Which trackers consolidate multi‑state lawsuits versus counting each state separately, and how do their methodologies differ?
Executive summary
Two types of “trackers” dominate reporting: litigation databases that treat coordinated attorney‑general coalitions or multistate class suits as single multistate actions (examples: the State Litigation and AG Activity Database and NAAG’s multistate databases), and 50‑state or side‑by‑side survey tools that catalogue each state’s law or individual state filings separately (examples: 50‑state surveys, HR360 and VirgilHR comparison tools) [1] [2] [3] [4] [5] [6]. The difference is not merely cosmetic: consolidated trackers encode coalition-level metadata (number of states, lead plaintiffs, docket) and treat a joint suit as one event, while state-by-state trackers index statutes or filings by jurisdiction and require aggregation to see cross‑state coordination [1] [3] [4].
1. Which trackers consolidate multistate lawsuits: agencies and litigation databases
The clearest consolidators are databases created to map coordinated state litigation: the State Litigation and AG Activity Database’s “Searchable List of Multistate Lawsuits” presents multistate AG actions as discrete entries that include the number of participating states, links to complaint text, and filters for outcomes and states, treating a coalition suit as one record rather than dozens of separate state entries [1] [2]. The National Association of Attorneys General (NAAG) likewise maintains a Multistate Antitrust Litigation Database and explicitly defines multistate litigation as coordinated actions among two or more AGs—NAAG’s intent is to provide a single authoritative record of such coordinated enforcement rather than a per‑state fragment [3]. Major secondary sources like Ballotpedia rely on the State Litigation and AG Activity Database to enumerate and compare multistate coalitions across presidential administrations, showing how consolidated trackers become the base dataset for other reporting [7].
2. Which trackers count each state separately: 50‑state surveys and comparison tools
By contrast, legal research guides and commercial comparison tools emphasize state‑by‑state treatment.

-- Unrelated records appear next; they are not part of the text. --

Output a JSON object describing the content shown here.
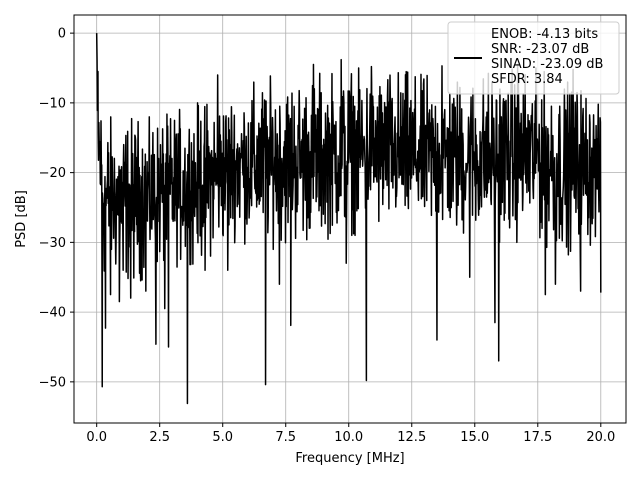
{
  "chart_data": {
    "type": "line",
    "xlabel": "Frequency [MHz]",
    "ylabel": "PSD [dB]",
    "xlim": [
      -0.9,
      21.0
    ],
    "ylim": [
      -55.9,
      2.6
    ],
    "xticks": [
      0.0,
      2.5,
      5.0,
      7.5,
      10.0,
      12.5,
      15.0,
      17.5,
      20.0
    ],
    "xtick_labels": [
      "0.0",
      "2.5",
      "5.0",
      "7.5",
      "10.0",
      "12.5",
      "15.0",
      "17.5",
      "20.0"
    ],
    "yticks": [
      0,
      -10,
      -20,
      -30,
      -40,
      -50
    ],
    "ytick_labels": [
      "0",
      "−10",
      "−20",
      "−30",
      "−40",
      "−50"
    ],
    "grid": true,
    "legend": {
      "placement": "top-right",
      "lines": [
        "ENOB: -4.13 bits",
        "SNR: -23.07 dB",
        "SINAD: -23.09 dB",
        "SFDR: 3.84"
      ]
    },
    "series": [
      {
        "color": "#000000",
        "x_start": 0.0,
        "x_end": 20.0,
        "peak": {
          "x": 0.0,
          "y": 0.0
        },
        "envelope": {
          "x": [
            0.0,
            0.1,
            0.3,
            0.5,
            1.0,
            1.5,
            2.5,
            4.0,
            5.5,
            7.0,
            8.5,
            10.0,
            11.5,
            13.0,
            14.5,
            16.0,
            17.5,
            18.5,
            19.5,
            20.0
          ],
          "upper": [
            0.0,
            -6.0,
            -13.0,
            -12.0,
            -12.0,
            -12.0,
            -12.0,
            -10.0,
            -8.0,
            -6.0,
            -6.0,
            -5.0,
            -5.0,
            -6.0,
            -6.0,
            -5.0,
            -5.0,
            -7.0,
            -7.0,
            -11.0
          ],
          "lower": [
            -26.0,
            -27.0,
            -36.0,
            -35.0,
            -36.0,
            -36.0,
            -34.0,
            -33.0,
            -30.0,
            -31.0,
            -30.0,
            -29.0,
            -29.0,
            -29.0,
            -30.0,
            -30.0,
            -30.0,
            -32.0,
            -31.0,
            -29.0
          ]
        },
        "dips": [
          {
            "x": 0.22,
            "y": -50.7
          },
          {
            "x": 0.35,
            "y": -42.3
          },
          {
            "x": 0.55,
            "y": -37.5
          },
          {
            "x": 0.9,
            "y": -38.5
          },
          {
            "x": 1.05,
            "y": -34.0
          },
          {
            "x": 1.35,
            "y": -38.0
          },
          {
            "x": 1.95,
            "y": -37.0
          },
          {
            "x": 2.35,
            "y": -44.6
          },
          {
            "x": 2.7,
            "y": -39.5
          },
          {
            "x": 2.85,
            "y": -45.0
          },
          {
            "x": 3.6,
            "y": -53.1
          },
          {
            "x": 4.3,
            "y": -34.0
          },
          {
            "x": 5.2,
            "y": -34.0
          },
          {
            "x": 6.7,
            "y": -50.4
          },
          {
            "x": 7.25,
            "y": -36.0
          },
          {
            "x": 7.7,
            "y": -41.9
          },
          {
            "x": 9.9,
            "y": -33.0
          },
          {
            "x": 10.7,
            "y": -49.8
          },
          {
            "x": 13.5,
            "y": -44.0
          },
          {
            "x": 14.8,
            "y": -35.0
          },
          {
            "x": 15.8,
            "y": -41.5
          },
          {
            "x": 15.95,
            "y": -47.0
          },
          {
            "x": 17.8,
            "y": -37.5
          },
          {
            "x": 18.2,
            "y": -36.0
          },
          {
            "x": 19.2,
            "y": -37.0
          },
          {
            "x": 20.0,
            "y": -37.2
          }
        ],
        "spikes": [
          {
            "x": 0.05,
            "y": -5.5
          },
          {
            "x": 4.8,
            "y": -6.0
          },
          {
            "x": 8.6,
            "y": -4.5
          },
          {
            "x": 9.7,
            "y": -3.8
          },
          {
            "x": 10.9,
            "y": -4.8
          },
          {
            "x": 13.7,
            "y": -4.7
          },
          {
            "x": 16.7,
            "y": -4.5
          },
          {
            "x": 18.9,
            "y": -5.2
          }
        ]
      }
    ]
  }
}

Georgetown Law’s research guides and similar “50‑state survey” approaches catalog statutory language and case law for each jurisdiction and recommend side‑by‑side charts when practitioners need to see differences among states, in effect counting legal rules or filings per state rather than bundling them as one multistate event [4] [8]. Private tools such as HR360’s Multi‑State Laws Comparison Tool and VirgilHR’s Multi‑State Comparison Tool produce customizable side‑by‑side charts of state labor and employment rules, reflecting a methodology that treats each state as a separate datapoint users must compile if they want a cross‑state picture [5] [6]. Law library and academic guides similarly advise constructing bespoke fifty‑state surveys where a consolidated “multistate lawsuit” label would obscure meaningful local variations [4] [9].
3. How their methodologies differ — aggregation, metadata and user needs
Consolidated litigation trackers aggregate at the lawsuit level: they record coalition membership, lead counsel, case caption, docket and outcomes, and present multistate suits as unitary events useful for trend analysis (how often AGs coordinate, which administrations face more coalitions) [1] [2] [7]. State‑by‑state surveys, however, index legal rules, statutory elements, or individual state filings and require the researcher to assemble cross‑state comparisons; their methodology prioritizes granular variation (what law applies in State X versus State Y) over capturing coordination as a single event [4] [8] [5].
4. Why methodology matters — litigation strategy and choice‑of‑law dynamics
The choice between consolidation and per‑state counting has material legal consequences: multistate or nationwide class actions pose complex choice‑of‑law questions and may be treated as a single case even when state laws diverge, so databases that preserve the coalition frame help researchers study coordination strategies and outcomes, while 50‑state surveys are essential when assessing whether substantive variations in state law could defeat class certification or alter remedies [10] [11]. Practitioners and reporters therefore rely on both styles—consolidated trackers to measure collective enforcement and state surveys to drill into the legal heterogeneity that can make or break a multistate action [3] [10] [11].
5. Limits, conflicts and practical guidance on interpretation
Reporting based on a consolidated tracker can obscure state‑level nuance—what looks like a single “multistate win” may rest on differing legal theories or partial participation—while state‑by‑state trackers can understate the political and strategic force of coordinated suits because they scatter the coalition into many entries [1] [4]. Sources used here document both cataloging approaches but do not prescribe a universal standard; researchers should consult consolidated litigation databases (for coalition scope and docketing) alongside 50‑state surveys (for substantive legal differences) to get a full picture [1] [4] [3].